Personal Injury Lawyer Versus the Insurance Company: Tactics
Obtaining compensation for serious injuries is similar to playing chess. What are the similarities? Well, in both situations, there are tactics (or short term plays) which are executed in an effort to win (in chess, the object is to checkmate the king; in a personal injury case, the object is to receive the maximum compensation). The major difference is that in chess games, the end result is usually not too important. In personal injury cases, the end result can be the most important thing in that injury victim’s life.
So what are the tactics? First, there is the insurance company’s tactic of delay. Delay is a very strong tactic for three reasons. First, insurance companies know that if they delay an accident victim’s case long enough, it is more likely that the injury victim will accept a lower amount since they will more likely be in greater need of money. Second, by delaying a payout, insurers get to earn money on injury victim’s payouts for longer periods of time. Third, it is more likely that a negative intervening event (such as a second car accident occurs), so that the insurer can say that the injuries being advocated by the personal injury lawyer are not related to the lawsuit in question.
Second, another tactic is when the personal injury lawyer does not admit liability. Frequently, insurers will offer to admit liability (which means they admit fault), in return for the claim by the personal injury lawyer to be limited to the policy limits. While this might sound good (after all, why shouldn’t the insurer admit liability when their client rear ended someone in a car accident), it is frequently not a good tactic for the personal injury lawyer to accept this deal. The reason is that if the personal injury lawyer accepts this deal, he or she will not be able to argue the almost guaranteed winning point that his/her client is not at fault. For instance, could you imagine how ridiculous an insurance company’s defence lawyer will look to a juror when he/she tries to argue that the defendant is not at fault for a car accident when the defendant rear ended the injury victim’s car.
Third, another tactic used by an insurance company is to use leading questions when questioning an injury victim in an examination called a discovery. For instance, during questioning, instead of asking a person if he/she was injured as a result of the car accident, the question might be something like, “I guess you didn’t have to go by ambulance because the injury wasn’t so serious?” This invites the injury victim to agree with this loaded question. (Personal injury lawyer hopefully warns their injured clients about these kinds of leading questions.)
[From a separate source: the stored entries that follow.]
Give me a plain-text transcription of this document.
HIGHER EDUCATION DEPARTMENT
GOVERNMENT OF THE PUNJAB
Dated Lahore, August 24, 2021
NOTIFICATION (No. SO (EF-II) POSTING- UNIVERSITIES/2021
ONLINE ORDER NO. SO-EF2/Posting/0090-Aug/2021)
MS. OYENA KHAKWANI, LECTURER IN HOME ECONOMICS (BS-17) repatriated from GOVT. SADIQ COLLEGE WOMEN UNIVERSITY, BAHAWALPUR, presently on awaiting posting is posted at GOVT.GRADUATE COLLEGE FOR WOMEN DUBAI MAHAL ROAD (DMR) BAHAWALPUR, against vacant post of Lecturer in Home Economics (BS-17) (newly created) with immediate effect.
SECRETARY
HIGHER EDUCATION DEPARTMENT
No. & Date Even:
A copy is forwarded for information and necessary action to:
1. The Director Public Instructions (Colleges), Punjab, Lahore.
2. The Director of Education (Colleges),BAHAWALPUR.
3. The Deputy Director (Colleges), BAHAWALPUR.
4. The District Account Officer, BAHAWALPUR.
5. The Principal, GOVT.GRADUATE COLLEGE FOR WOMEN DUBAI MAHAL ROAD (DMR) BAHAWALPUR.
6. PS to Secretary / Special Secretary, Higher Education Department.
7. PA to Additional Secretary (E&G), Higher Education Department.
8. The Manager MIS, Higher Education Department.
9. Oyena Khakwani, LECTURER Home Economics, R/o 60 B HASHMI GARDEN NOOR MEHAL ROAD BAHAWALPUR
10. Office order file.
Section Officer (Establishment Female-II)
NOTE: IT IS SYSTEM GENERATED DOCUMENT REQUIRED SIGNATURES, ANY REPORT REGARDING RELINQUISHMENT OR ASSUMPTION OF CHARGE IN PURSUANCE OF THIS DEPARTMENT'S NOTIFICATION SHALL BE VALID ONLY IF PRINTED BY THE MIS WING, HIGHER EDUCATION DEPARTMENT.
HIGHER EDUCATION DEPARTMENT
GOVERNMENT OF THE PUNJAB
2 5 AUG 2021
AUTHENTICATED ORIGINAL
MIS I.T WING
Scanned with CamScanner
Fourth, surveillance is a tactic frequently used to discredit an injury victim. For instance, the insurance company may hire an investigator to follow someone for days, months or years to try to get footage that suggests a person is able to do a vigorous or athletic activity. They will then use leading questions to try to get an injury victim to agree that he/she is unable to do something (for example, gardening) after the car accident. Then, the insurer will use the surveillance to contradict the injured person’s testimony to suggest the injury victim should not be believed about anything at all.
It is important that a personal injury lawyer is familiar with the possible tactics used in personal injury cases such as car accidents in order to prevent insurers from minimizing seriously injured people’s claims.